Karar vermekten söz açılmış iken ilginç bir uygulamadan bahsedeyim sizlere. Adana’da yaşandı bu izah edeceğim konu. Hastanede doktorsunuz. Yöneticisiniz. Sizin hastaneniniz bağlı olduğu kurum İl Sağlık Müdürlüğü. Yani Adana İl Sağlık Müdürlüğü. Bağlı olduğunuz İl Sağlık Müdürlüğü’nün ilgili biriminin başında hemşire, ebe ve diğer mesleklerden mezun ancak siyaseten o koltuk ikram edilmiş kişiler… Siz de hekim olarak onlara bağlısınız, sizin amiriniz konumunda…
Siyasetçinin görevi önce bunları düzeltmek olmalıdır. Bu ve buna benzer konular yıllarca Adana’da İl Sağlık Müdürlüğü’nde yaşandı.
Sağlıktaki siyasetin elini çekin önce siyasetçiler olarak sizler! Sağlık teşkilatında kimlerin nasıl yıllarca öbeklenerek buraları kuşattıklarını bir araştırın ve sonrasında hekimlere yönelik eylem trafiğine girin.
Elbette hekimlerin içinde asli görevinin dışına çıkanlar var ise onlar hakkında da gereğini yapın.
Bu ülkede bir anket yapın. Siyasetçilere güven oranı ile hekimlere güven oranını bir karşılaştırın. Hekimlere çıkan güven sonucunun altında kalırsınız o anket sonuçları ile…
O vakit siyaset yapmak adına konuşmayın.

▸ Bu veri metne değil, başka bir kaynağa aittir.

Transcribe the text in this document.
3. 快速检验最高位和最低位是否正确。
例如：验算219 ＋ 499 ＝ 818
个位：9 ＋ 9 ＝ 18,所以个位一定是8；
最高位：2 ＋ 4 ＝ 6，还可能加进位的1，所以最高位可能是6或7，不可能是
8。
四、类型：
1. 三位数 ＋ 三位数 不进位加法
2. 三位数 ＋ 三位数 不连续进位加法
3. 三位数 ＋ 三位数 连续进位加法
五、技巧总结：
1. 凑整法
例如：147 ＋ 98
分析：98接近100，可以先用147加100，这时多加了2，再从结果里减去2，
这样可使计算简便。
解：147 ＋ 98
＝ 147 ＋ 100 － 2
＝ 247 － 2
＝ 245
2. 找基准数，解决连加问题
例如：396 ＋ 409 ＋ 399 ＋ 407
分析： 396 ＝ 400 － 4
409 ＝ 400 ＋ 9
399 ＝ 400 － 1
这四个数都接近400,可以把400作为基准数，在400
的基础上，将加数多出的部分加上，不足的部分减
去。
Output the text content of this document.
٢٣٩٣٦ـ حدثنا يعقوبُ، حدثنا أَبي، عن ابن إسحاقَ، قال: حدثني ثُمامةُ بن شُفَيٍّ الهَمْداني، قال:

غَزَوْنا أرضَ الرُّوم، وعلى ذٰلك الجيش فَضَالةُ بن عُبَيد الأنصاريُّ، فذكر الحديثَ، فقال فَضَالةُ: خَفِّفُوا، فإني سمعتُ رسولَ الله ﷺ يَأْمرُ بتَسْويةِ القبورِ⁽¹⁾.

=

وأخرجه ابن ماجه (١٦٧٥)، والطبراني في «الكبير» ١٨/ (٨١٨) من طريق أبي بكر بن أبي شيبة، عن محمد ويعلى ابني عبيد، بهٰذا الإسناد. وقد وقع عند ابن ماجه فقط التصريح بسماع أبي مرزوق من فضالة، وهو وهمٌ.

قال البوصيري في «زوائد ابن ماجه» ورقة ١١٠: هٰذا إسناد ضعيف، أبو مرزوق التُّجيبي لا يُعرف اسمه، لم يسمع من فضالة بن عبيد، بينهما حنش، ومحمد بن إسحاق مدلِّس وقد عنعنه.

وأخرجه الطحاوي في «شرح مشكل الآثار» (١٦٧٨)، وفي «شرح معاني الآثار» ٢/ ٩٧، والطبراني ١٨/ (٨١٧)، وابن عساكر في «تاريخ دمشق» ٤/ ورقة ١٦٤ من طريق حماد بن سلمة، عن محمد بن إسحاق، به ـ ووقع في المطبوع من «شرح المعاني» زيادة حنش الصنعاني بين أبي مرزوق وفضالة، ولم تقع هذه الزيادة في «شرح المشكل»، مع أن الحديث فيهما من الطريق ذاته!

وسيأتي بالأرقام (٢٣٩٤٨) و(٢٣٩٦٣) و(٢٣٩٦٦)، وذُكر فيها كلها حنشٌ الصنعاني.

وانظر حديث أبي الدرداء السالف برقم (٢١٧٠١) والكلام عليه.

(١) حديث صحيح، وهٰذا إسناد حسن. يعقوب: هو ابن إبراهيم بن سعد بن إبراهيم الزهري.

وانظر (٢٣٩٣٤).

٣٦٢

Konuşursanız da dikkatli olan. Bizim hekimlerimize güvenmemiz gerekiyor. Çünkü başka memleketimiz yok, başkaca bizi sağlığımıza kavuşturacak hekimlerimiz yok.
Türk Tabipler Birliği başkanı başta olmak üzere hatırlayın en son bir FETÖ kaçkını ile bir röportaj yaptı değil mi? PKK televizyonlarına çıkıyor. Ne kadar Türkiye'ye karşı mücadele eden terör örgütü, bölücü aşırı sol unsur varsa onların sözcülüğünü yapıyorlar. Türk hekimlerinin ya da Türk doktorlarının sözcülüğünü yapmıyorlar. Bu çok açık net. Dolayısıyla biz bunu reddediyoruz ve kınıyoruz."